# A few of my furbabies



## Aud's_Mum (Aug 4, 2008)

We bought this dolls house for my stepdaughter............









Aud-tat showing me she's ready for a brush! pmsl!









And Barny boo....asleep as usual!


----------



## Guest (Jan 5, 2009)

So cute...love the dolls house one


----------



## Aud's_Mum (Aug 4, 2008)

FREE SPIRIT said:


> So cute...love the dolls house one


Thank you  I wish i could fit in it! the furniture for it is brill!! :w00t:


----------



## Guest (Jan 5, 2009)

Aud's_Mum said:


> Thank you  I wish i could fit in it! the furniture for it is brill!! :w00t:


lol...ive always loved dolls houses...mind you ive never grown up


----------



## Aud's_Mum (Aug 4, 2008)

FREE SPIRIT said:


> lol...ive always loved dolls houses...mind you ive never grown up


:laugh: I must admit i think its me that plays with the house more! Its more dust-free than our house!


----------



## Guest (Jan 5, 2009)

Aud's_Mum said:


> :laugh: I must admit i think its me that plays with the house more! Its more dust-free than our house!
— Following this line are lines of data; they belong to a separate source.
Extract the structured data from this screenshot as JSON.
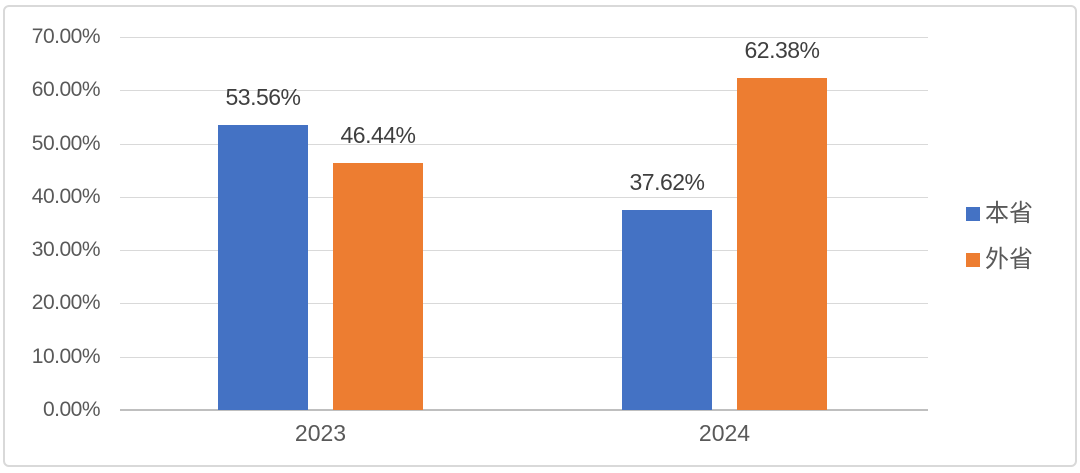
{
  "chart_data": {
    "type": "bar",
    "title": "",
    "categories": [
      "2023",
      "2024"
    ],
    "series": [
      {
        "name": "本省",
        "color": "#4472C4",
        "values": [
          53.56,
          37.62
        ],
        "labels": [
          "53.56%",
          "37.62%"
        ]
      },
      {
        "name": "外省",
        "color": "#ED7D31",
        "values": [
          46.44,
          62.38
        ],
        "labels": [
          "46.44%",
          "62.38%"
        ]
      }
    ],
    "ylim": [
      0,
      70
    ],
    "yticks": [
      {
        "value": 0,
        "label": "0.00%"
      },
      {
        "value": 10,
        "label": "10.00%"
      },
      {
        "value": 20,
        "label": "20.00%"
      },
      {
        "value": 30,
        "label": "30.00%"
      },
      {
        "value": 40,
        "label": "40.00%"
      },
      {
        "value": 50,
        "label": "50.00%"
      },
      {
        "value": 60,
        "label": "60.00%"
      },
      {
        "value": 70,
        "label": "70.00%"
      }
    ],
    "grid": "horizontal-only",
    "legend_position": "right"
  },
  "colors": {
    "gridline": "#D9D9D9",
    "axis_line": "#BFBFBF",
    "tick_text": "#595959",
    "category_text": "#595959",
    "data_label_text": "#3F3F3F",
    "legend_text": "#595959",
    "frame_border": "#D9D9D9"
  }
}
:lol::lol::lol: Hey you can write your name (well an essay really) in the dust in my place


----------



## suzy93074 (Sep 3, 2008)

Great piccies!x


----------



## ColeosMummy (Aug 27, 2008)

great pics lovely kitties x


----------



## lymorelynn (Oct 4, 2008)

Beautiful pictures Rachel - Audrey looks as ladylike as ever lol!! When my daughter was little (now 36!!) she had a dolls house that our cats liked to sleep in. Kittens loved it.


----------



## colliemerles (Nov 2, 2007)

great pictures, gorgeous cats,


----------



## deedeedee (Apr 2, 2008)

You have gorgeous cats! great pics

D x


----------



## MADCAT (Nov 21, 2008)

Lovely pics xxx


----------



## pugsley Adams (Dec 30, 2008)

awh, the pictures were so cute!


----------



## crazydoglover (Dec 14, 2008)

bless, i love the dolls house one


----------



## HuffHuff (Jan 4, 2009)

love the dolls house one!!! thats ace!!


----------



## ManyPaul (Dec 7, 2008)

they are great pictures thank you for sharing, your cats are so cute


----------